Clean Cooking Fuel: Dropped household clean cooking fuel metrics—a direct measure used to gauge the success of the Pradhan Mantri Ujjwala Yojana.
Mortality Data: Neonatal, infant, and under-five mortality rates have been cut. While the Sample Registration System (SRS) tracks these at a macro level, it lacks the district-level granularity and socio-economic breakdowns unique to the NFHS.
Demographic Signals: Both total sex ratio and Sex Ratio at Birth (SRB) are absent, removing standard indicators used to check for sex-selective practices.
Non-Communicable Diseases: Four newly introduced cancer-screening indicators (covering cervical, breast, and oral cancers) were removed after just a single round.
4. The Anaemia Controversy: A Methodological Pivot
The wholesale removal of all seven anaemia indicators is one of the most debated changes in NFHS-6.
The Background: NFHS-5 had painted a deteriorating picture, showing a near-universal surge in anaemia across 28 States/UTs (e.g., child anaemia spiking from 58.6% to 67.1%) despite the 2018 Anaemia Mukt Bharat campaign.
The Methodological Dispute: Nutrition researchers and the government argued that the NFHS's finger-prick capillary blood sampling method on portable analyzers systematically overstated anaemia prevalence.
The New Repository: The official position is that anaemia will now be tracked via a dedicated, separate Diet and Biomarkers Survey in India (DABS-I) under the ICMR-National Institute of Nutrition (NIN), Hyderabad. DABS-I utilizes venous blood draws (considered more accurate) and pairs it with individual dietary intake tracking across age groups. Data collection is complete but has not yet been publicly released.

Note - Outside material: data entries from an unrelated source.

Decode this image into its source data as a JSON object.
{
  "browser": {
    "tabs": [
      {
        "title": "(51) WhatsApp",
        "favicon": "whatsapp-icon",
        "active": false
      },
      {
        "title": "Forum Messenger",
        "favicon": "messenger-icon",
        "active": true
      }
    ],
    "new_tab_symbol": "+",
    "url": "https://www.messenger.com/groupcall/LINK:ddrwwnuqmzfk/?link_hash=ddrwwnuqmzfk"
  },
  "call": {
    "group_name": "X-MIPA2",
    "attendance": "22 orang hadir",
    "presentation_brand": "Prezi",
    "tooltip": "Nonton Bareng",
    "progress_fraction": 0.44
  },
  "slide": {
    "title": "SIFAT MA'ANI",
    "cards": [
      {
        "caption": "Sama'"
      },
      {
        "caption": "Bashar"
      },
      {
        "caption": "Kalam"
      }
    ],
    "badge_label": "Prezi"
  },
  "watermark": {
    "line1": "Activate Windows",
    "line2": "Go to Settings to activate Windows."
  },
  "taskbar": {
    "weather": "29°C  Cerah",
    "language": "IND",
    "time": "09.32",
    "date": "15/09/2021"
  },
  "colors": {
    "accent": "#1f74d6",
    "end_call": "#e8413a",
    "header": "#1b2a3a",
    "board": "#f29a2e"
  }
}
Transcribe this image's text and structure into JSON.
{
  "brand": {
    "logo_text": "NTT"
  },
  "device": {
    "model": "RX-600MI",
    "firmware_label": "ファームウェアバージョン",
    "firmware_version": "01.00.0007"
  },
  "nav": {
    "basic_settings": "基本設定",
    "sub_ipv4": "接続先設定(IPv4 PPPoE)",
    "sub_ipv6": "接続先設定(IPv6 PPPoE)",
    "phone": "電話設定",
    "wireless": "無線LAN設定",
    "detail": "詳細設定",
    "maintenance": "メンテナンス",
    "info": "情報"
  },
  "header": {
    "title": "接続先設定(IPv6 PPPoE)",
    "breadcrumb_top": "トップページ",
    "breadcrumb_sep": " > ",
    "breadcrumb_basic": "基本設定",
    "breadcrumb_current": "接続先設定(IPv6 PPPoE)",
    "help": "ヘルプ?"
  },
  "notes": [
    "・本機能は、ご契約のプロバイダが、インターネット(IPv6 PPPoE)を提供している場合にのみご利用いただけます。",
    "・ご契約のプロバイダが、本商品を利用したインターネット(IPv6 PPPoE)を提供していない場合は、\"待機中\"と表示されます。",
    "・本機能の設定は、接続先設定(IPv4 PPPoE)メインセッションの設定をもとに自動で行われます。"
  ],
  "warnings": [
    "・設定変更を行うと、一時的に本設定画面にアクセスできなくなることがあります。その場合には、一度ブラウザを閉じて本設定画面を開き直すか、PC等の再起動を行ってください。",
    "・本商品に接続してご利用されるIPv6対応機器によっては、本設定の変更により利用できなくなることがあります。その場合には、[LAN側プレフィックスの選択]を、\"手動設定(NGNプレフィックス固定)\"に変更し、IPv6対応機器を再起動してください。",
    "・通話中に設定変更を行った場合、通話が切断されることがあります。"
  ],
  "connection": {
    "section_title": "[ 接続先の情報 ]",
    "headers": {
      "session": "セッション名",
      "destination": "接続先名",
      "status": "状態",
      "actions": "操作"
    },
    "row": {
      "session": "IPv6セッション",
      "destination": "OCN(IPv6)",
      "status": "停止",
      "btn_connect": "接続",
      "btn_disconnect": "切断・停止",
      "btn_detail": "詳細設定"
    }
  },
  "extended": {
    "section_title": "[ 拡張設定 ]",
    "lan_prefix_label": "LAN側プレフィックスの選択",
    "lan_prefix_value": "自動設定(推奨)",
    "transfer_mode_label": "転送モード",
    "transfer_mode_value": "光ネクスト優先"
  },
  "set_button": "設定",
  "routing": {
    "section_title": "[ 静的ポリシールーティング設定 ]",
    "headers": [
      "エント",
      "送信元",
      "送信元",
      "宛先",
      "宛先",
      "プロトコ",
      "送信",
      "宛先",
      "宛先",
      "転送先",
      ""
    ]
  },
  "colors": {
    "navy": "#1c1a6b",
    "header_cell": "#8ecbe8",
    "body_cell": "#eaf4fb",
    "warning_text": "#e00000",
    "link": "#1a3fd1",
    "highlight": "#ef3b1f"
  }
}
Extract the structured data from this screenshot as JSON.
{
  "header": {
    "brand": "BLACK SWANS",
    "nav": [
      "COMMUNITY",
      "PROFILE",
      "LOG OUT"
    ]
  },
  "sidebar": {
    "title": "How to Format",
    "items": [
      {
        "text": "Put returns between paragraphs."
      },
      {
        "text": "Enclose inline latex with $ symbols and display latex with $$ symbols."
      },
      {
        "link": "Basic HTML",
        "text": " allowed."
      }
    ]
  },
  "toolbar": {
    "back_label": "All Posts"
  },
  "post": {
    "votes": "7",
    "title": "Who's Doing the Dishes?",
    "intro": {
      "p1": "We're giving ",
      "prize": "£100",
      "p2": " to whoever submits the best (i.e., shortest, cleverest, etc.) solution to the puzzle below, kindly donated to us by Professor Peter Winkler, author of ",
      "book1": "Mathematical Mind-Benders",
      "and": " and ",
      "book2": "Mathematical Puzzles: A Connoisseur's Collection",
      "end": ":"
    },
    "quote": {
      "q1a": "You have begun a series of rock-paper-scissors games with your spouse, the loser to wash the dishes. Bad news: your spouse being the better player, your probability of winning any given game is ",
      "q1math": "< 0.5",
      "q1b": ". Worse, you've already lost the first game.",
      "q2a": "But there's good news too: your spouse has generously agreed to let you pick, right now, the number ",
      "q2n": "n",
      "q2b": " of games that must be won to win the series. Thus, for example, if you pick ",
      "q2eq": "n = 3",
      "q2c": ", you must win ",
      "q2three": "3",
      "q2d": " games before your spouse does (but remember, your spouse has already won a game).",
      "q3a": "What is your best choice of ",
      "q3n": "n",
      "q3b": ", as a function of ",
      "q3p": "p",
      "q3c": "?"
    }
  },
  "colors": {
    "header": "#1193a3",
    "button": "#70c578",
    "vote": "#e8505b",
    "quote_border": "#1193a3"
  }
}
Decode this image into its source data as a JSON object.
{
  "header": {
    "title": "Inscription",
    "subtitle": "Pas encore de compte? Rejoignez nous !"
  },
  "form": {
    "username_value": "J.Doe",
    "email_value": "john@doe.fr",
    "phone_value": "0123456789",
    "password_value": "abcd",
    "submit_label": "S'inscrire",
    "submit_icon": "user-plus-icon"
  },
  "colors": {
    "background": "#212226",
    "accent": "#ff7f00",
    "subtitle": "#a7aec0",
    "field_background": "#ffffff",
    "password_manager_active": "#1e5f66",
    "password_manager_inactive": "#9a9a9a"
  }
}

5. Key Redefinitions & Warning Signs
Redefining Metrics: Some omissions are structural shifts rather than outright cuts. For instance, women's individual land/house ownership has transitioned into a household-level measure, and 3-dose Hepatitis-B tracking is now evaluated solely as a birth-dose metric.
The Obesity Epidemic: Amidst these data shifts, a major nutritional alert emerged: the share of women classified as overweight or obese increased across every single State in India.
Infant Feeding Reversal: Paradoxically, while child stunting fell, exclusive breastfeeding of infants under six months plummeted by nearly 8 percentage points nationally, with Haryana witnessing the steepest fall (from 69.5% to 41.2%).
6. Analytical Takeaway for Mains
The Granularity Deficit: While the government points to alternative, specialized data architectures (like SRS for mortality or DABS-I for nutrition) to explain the changes, epidemiologists warn that no other single source can replicate the NFHS's unique value proposition. By removing district-level, socio-economic, and gender-disaggregated breakdowns for key metrics like infant mortality and sanitation, policymakers risk losing the precise, targeted evidence required to address deep regional inequalities.